Schubert d’abord, incontournable en raison du titre même de la saison musicale à Sceaux : rien n’atteint l’appel à la mystérieuse mélancolie que l’écriture schubertienne… Plutôt passionné, le Quartettsatz D 703 de 1820 est un mouvement de quatuor, sans suite, mais son intensité justifie amplement qu’il soit joué en ouverture du concert : comme un portique d’une rare activité ; les Modigliani, porté par l’activité mélodique incessante du premier violon, en expriment et l’urgence et la détermination.
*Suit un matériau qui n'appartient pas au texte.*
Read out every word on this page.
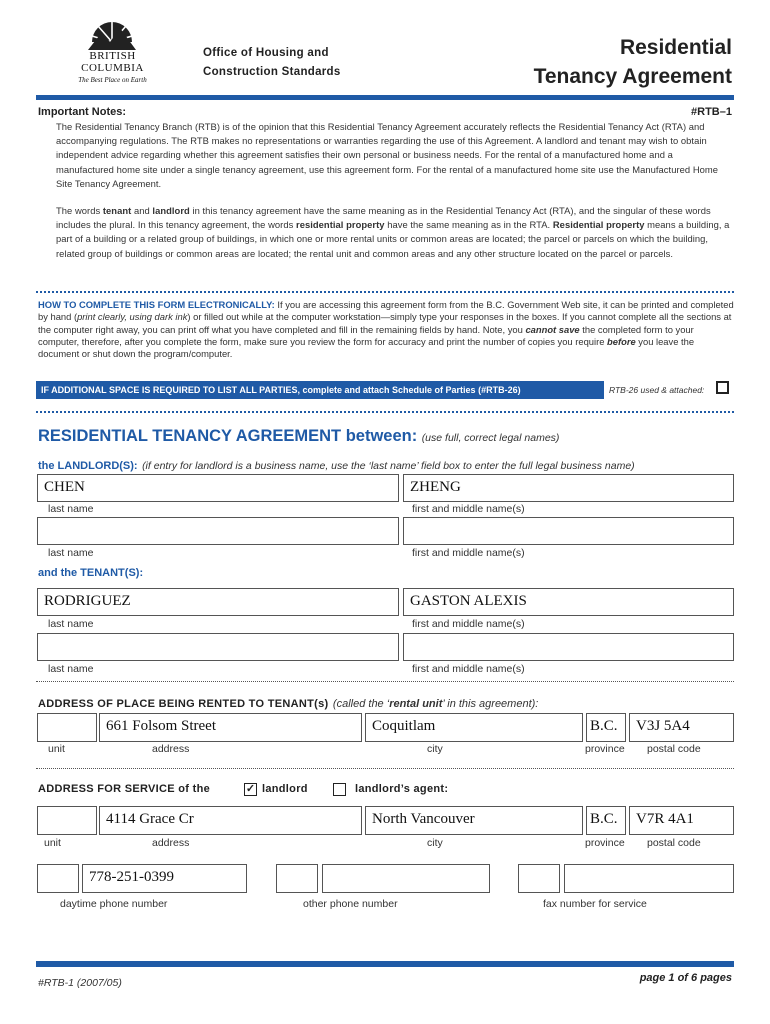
BRITISH
COLUMBIA
The Best Place on Earth
Office of Housing and
Construction Standards
Residential
Tenancy Agreement
Important Notes:	#RTB–1
The Residential Tenancy Branch (RTB) is of the opinion that this Residential Tenancy Agreement accurately reflects the Residential Tenancy Act (RTA) and accompanying regulations. The RTB makes no representations or warranties regarding the use of this Agreement. A landlord and tenant may wish to obtain independent advice regarding whether this agreement satisfies their own personal or business needs. For the rental of a manufactured home and a manufactured home site under a single tenancy agreement, use this agreement form. For the rental of a manufactured home site use the Manufactured Home Site Tenancy Agreement.
The words tenant and landlord in this tenancy agreement have the same meaning as in the Residential Tenancy Act (RTA), and the singular of these words includes the plural. In this tenancy agreement, the words residential property have the same meaning as in the RTA. Residential property means a building, a part of a building or a related group of buildings, in which one or more rental units or common areas are located; the parcel or parcels on which the building, related group of buildings or common areas are located; the rental unit and common areas and any other structure located on the parcel or parcels.
HOW TO COMPLETE THIS FORM ELECTRONICALLY: If you are accessing this agreement form from the B.C. Government Web site, it can be printed and completed by hand (print clearly, using dark ink) or filled out while at the computer workstation—simply type your responses in the boxes. If you cannot complete all the sections at the computer right away, you can print off what you have completed and fill in the remaining fields by hand. Note, you cannot save the completed form to your computer, therefore, after you complete the form, make sure you review the form for accuracy and print the number of copies you require before you leave the document or shut down the program/computer.
IF ADDITIONAL SPACE IS REQUIRED TO LIST ALL PARTIES, complete and attach Schedule of Parties (#RTB-26)	RTB-26 used & attached:
RESIDENTIAL TENANCY AGREEMENT between: (use full, correct legal names)
the LANDLORD(S): (if entry for landlord is a business name, use the ‘last name’ field box to enter the full legal business name)
CHEN	ZHENG
last name	first and middle name(s)
last name	first and middle name(s)
and the TENANT(S):
RODRIGUEZ	GASTON ALEXIS
last name	first and middle name(s)
last name	first and middle name(s)
ADDRESS OF PLACE BEING RENTED TO TENANT(s) (called the ‘rental unit’ in this agreement):
661 Folsom Street	Coquitlam	B.C.	V3J 5A4
unit	address	city	province postal code
ADDRESS FOR SERVICE of the	✓ landlord	landlord’s agent:
4114 Grace Cr	North Vancouver	B.C.	V7R 4A1
unit	address	city	province postal code
778-251-0399
daytime phone number	other phone number	fax number for service
#RTB-1 (2007/05)	page 1 of 6 pages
Quoiqu’on en dise, à chaque audition de l’une de ses oeuvres, Mozart saisit par sa profondeur et sa sincérité. Il est classique et déjà …romantique. Le quatuor K 465 « les dissonances » de 1785 dépasse largement le cadre de son époque, celui du néoclaccisime, des Lumières, à quelques mois de la Révolution française. La liberté du geste, la fougue cependant millimétrée que les Modigliani savent cultiver à travers ses 4 mouvements en disent long sur l’imagination et l’ambition de l’écriture. Mozart plus sûr que jamais, et visionnaire, n’a rien laissé au hasard, surtout pas à l’erreur, comme cela fut avancé par un critique mal intentioné : aucune dissonance en réalité. Ce n’est pas parce que le manuscrit comporte des ratures (si rares dans le catalogue de Mozart) qu’elles indiquent une faiblesse dans l’inspiration. Bien au contraire. Les instrumentistes, précis, fougueux, mais toujours souples, dès le début conçu comme une marche funèbre voire lugubre, s’accordent en nuances ténues : délivrant immédiatement cette élégance viennoise, ce ton de légèreté profonde, soucieux de clarté comme d’articulation, en particulier dans le jeu des dialogues entre le violon I et l’alto… L’Andante cantabile foudroie par sa gravité noire, une sorte de suspension tragique qui redouble de pudeur, comme l’expression d’une intériorité secrète. Contrastant avec ce qui précède, le Menuetto (allegro) affirme une belle élasticité rythmique grâce à un jeu à la fois enjoué et vif. Enfin le dernier Allegro (molto) confirme l’extrême agilité du violon I, sa volubilité toujours musicale qui entraîne ses partenaires, … le sourire du violon II, la carrure du violoncelle.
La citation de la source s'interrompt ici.